New Delhi, June 15: A wooden satellite in space? Yes, you read it right! European Space Agency (ESA) is going to launch the world’s first wooden satellite called WISA Woodsat in Earth’s orbit by the end of 2021. The wooden nanosatellite is named WISA Woodsat.
ESA is launching the WiSA Woodsat to test the applicability of wooden materials such as plywood in spacecraft structures. The wooden satellite will be launched to space by end of 2021 with a Rocket Lab Electron rocket. It will be launched from the Mahia Peninsula launch complex in New Zealand.
The mission was initiated by Jari Makinen, a Finnish writer, and broadcaster. Talking about the mission he said “I’ve always enjoyed making model planes, involving a lot of wooden parts. Having worked in the space education field, this got me wondering; why don’t we fly any wooden materials in space?."
It should be noted that the mission will expose wooden materials to extreme space conditions like heat, cold, vacuum, and radiation.

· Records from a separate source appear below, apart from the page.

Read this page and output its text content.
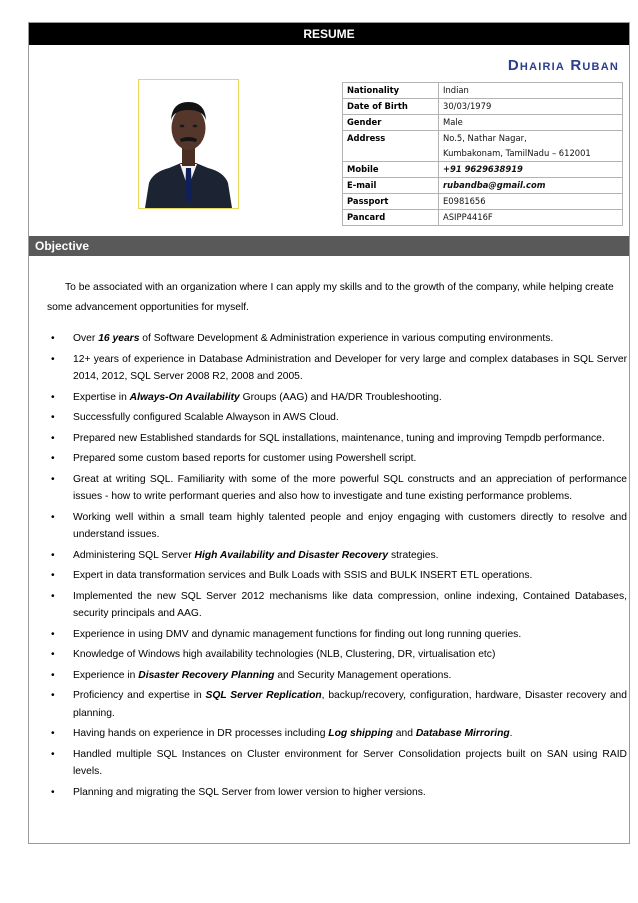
RESUME
Dhairia Ruban
Nationality	Indian
Date of Birth	30/03/1979
Gender	Male
Address	No.5, Nathar Nagar,
Kumbakonam, TamilNadu – 612001

Mobile	+91 9629638919
E-mail	rubandba@gmail.com
Passport	E0981656
Pancard	ASIPP4416F
Objective
To be associated with an organization where I can apply my skills and to the growth of the company, while helping create some advancement opportunities for myself.
• Over 16 years of Software Development & Administration experience in various computing environments.
• 12+ years of experience in Database Administration and Developer for very large and complex databases in SQL Server 2014, 2012, SQL Server 2008 R2, 2008 and 2005.
• Expertise in Always-On Availability Groups (AAG) and HA/DR Troubleshooting.
• Successfully configured Scalable Alwayson in AWS Cloud.
• Prepared new Established standards for SQL installations, maintenance, tuning and improving Tempdb performance.
• Prepared some custom based reports for customer using Powershell script.
• Great at writing SQL. Familiarity with some of the more powerful SQL constructs and an appreciation of performance issues - how to write performant queries and also how to investigate and tune existing performance problems.
• Working well within a small team highly talented people and enjoy engaging with customers directly to resolve and understand issues.
• Administering SQL Server High Availability and Disaster Recovery strategies.
• Expert in data transformation services and Bulk Loads with SSIS and BULK INSERT ETL operations.
• Implemented the new SQL Server 2012 mechanisms like data compression, online indexing, Contained Databases, security principals and AAG.
• Experience in using DMV and dynamic management functions for finding out long running queries.
• Knowledge of Windows high availability technologies (NLB, Clustering, DR, virtualisation etc)
• Experience in Disaster Recovery Planning and Security Management operations.
• Proficiency and expertise in SQL Server Replication, backup/recovery, configuration, hardware, Disaster recovery and planning.
• Having hands on experience in DR processes including Log shipping and Database Mirroring.
• Handled multiple SQL Instances on Cluster environment for Server Consolidation projects built on SAN using RAID levels.
• Planning and migrating the SQL Server from lower version to higher versions.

The satellite, WISA Woodsat, is a cube-shaped nanosatellite made up of birch plywood. The cube satellite is sized 10cm each in length, height, and width. It is equipped with several onboard sensors including two cameras that will be used to monitor the WISA Birch plywood. One of the cameras will also be mounted to a selfie stick to allow for exterior imaging.
“The Wooden satellite with a selfie stick will surely bring goodwill and raise smiles, but essentially this is a serious science and technology endeavor,” said. WISA Woodsat mission manager Jari Mäkinen of Arctic Astronautics.
Wood has been placed in a thermal vacuum chamber to keep dry when it is in space. According to the space agency, a thin layer of aluminum oxide has been applied to it to minimize vapor coming from wood and to protect it from the erosive effects of atomic oxygen. The non-wooden external parts of the satellite are corner aluminum rails which will be used for its deployment into space and a metal selfie stick.
The sensors also include a contamination monitoring tool that will measure any sensitive deposits happening on either the circuit board or the wooden body of the satellite. The satellite will orbit at around 500-600 km altitude in a polar Sun-synchronous orbit.